Bu olay Türkiye ile Bulgaristan arasında büyük bir kriz yaratmış, Türkiye’nin, isteyen Türklerin Türkiye’ye göçüne izin verilmesi önerisi kabul edilmemiş, Sovyetlerin araya girmesiyle iki ülke arasında müzakereler yapılmışsa da bunlar bir sonuç vermemiştir.
Bulgaristan, Sovyetlerin Perestroyka ve Glasnost politikalarını mecburen izleyerek nispeten liberal bir pasaport kanunu kabul edince yüz binlerce Türk, Türkiye’ye göç etmek için, pasaport almıştır. Bu sırada Kuzey Bulgaristan’da Bulgar kolluk güçleriyle Türkler arasında çıkan arbedelerde bazı Türkler (7 Kişi) ölünce Başkan Jivkov olayların genişlemesinden endişeye duyarak, o zamana kadar izledikleri politikayı değiştirmiş ve Türkiye’nin “Bulgar Müslümanlarını” kabul etmesini istemiştir. Başbakan Özal’da Türkler için vizeyi kaldırınca, yaklaşık iki buçuk ay içinde 320.000 kadar Türk Türkiye’ye gelmiştir. Bunlar arasında, siyasi yönden “sakıncalı” bulunduğu için Bulgar makamları tarafından zorla Türkiye’ye gönderilenler de vardır.

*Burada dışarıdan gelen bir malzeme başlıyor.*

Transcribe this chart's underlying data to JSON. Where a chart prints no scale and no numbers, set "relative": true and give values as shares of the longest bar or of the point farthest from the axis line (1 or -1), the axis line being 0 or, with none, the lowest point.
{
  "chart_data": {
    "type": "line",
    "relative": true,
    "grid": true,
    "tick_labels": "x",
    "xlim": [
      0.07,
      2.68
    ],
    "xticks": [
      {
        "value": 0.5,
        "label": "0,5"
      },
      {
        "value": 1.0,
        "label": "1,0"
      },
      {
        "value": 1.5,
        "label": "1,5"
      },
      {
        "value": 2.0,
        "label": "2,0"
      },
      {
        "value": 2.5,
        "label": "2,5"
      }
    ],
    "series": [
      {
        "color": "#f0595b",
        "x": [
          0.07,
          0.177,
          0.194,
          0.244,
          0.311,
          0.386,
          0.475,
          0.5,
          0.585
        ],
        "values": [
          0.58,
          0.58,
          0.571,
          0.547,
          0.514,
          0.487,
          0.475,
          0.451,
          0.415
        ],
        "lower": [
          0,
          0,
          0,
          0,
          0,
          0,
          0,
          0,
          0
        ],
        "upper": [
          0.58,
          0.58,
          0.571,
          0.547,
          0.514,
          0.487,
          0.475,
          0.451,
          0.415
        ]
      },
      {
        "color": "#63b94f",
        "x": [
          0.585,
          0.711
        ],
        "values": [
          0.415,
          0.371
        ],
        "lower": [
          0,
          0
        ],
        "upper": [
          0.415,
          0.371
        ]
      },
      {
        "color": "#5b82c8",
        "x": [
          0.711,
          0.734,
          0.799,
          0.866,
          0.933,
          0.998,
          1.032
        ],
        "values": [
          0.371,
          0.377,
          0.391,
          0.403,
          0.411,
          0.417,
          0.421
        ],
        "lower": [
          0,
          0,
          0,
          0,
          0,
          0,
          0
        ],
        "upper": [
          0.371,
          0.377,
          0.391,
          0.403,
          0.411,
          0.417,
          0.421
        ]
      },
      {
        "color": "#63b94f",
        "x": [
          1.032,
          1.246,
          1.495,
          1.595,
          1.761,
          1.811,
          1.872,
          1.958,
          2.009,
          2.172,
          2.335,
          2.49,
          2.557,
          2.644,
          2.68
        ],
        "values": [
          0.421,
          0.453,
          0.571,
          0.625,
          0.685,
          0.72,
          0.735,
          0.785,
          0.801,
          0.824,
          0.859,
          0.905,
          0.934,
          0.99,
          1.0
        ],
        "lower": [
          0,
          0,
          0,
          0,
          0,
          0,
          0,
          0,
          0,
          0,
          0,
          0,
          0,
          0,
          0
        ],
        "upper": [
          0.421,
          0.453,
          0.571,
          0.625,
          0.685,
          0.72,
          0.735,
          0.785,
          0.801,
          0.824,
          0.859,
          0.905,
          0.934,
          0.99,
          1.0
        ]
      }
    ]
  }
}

Git gide artan sayıda Türkün, aileleriyle beraber, Türkiye’ye gelmesi büyük iskân sorunları yaratmış ve bunlarla baş edemeyen zamanın hükümeti, Türklere vize uygulamasına yeniden başlayarak gelenlerin sayısını sınırlamıştır. Birkaç ay sonra, Kasım 1989’da Jivkov, yeni kurulmuş olan sendikaların devamlı gösterileri sonunda istifa etmiştir. 1989 yılının son günlerinde Türklerin Bulgarlaştırılması için alınan önlemler kaldırılmıştır.
1989’un 20. yılı olan 2009’da, Bulgaristan’dan göç eden vatandaşlarımız tarafından söz konusu olayları anmak amacıyla bazı etkinlikler düzenlenmiştir. Bunların sonuncusu, yukarıda değindiğimiz, Yıldız Teknik Üniversitesi’nde yapılan sempozyumdur.
Bu toplantının özelliği tamamen bilimsel olmasıdır. Takdim yapanların çok büyük bir kısmı üniversite öğretim üyesidir. Seçilen konular da öyledir.
Söz konusu sempozyum üç konunun aydınlanmasına yardımcı olmuştur.
Birincisi, o yıllarda Bulgaristan’daki Türklerin durumudur. Bunun yanında Bulgarlaştırma önlemlerinin uygulanması ve soydaşlarımızın tepkileri de ele alınmıştır.
İkincisi Türkiye’ye göç edenlerin bugünkü durumudur. Göç edenler genellikte Türkiye koşullarına iyi uyum sağlamış ve başarılı olmuş olmakla beraber (örneğin bu sempozyumda söz alan yirmi kişiden dokuzunun 89 göçü ile gelen ve Türk üniversitelerinde öğretim üyesi olmuş kişilerdir) halen de parçalanmış aileler, çifte vatandaşlık ve diğer bazı sorunlar mevcuttur.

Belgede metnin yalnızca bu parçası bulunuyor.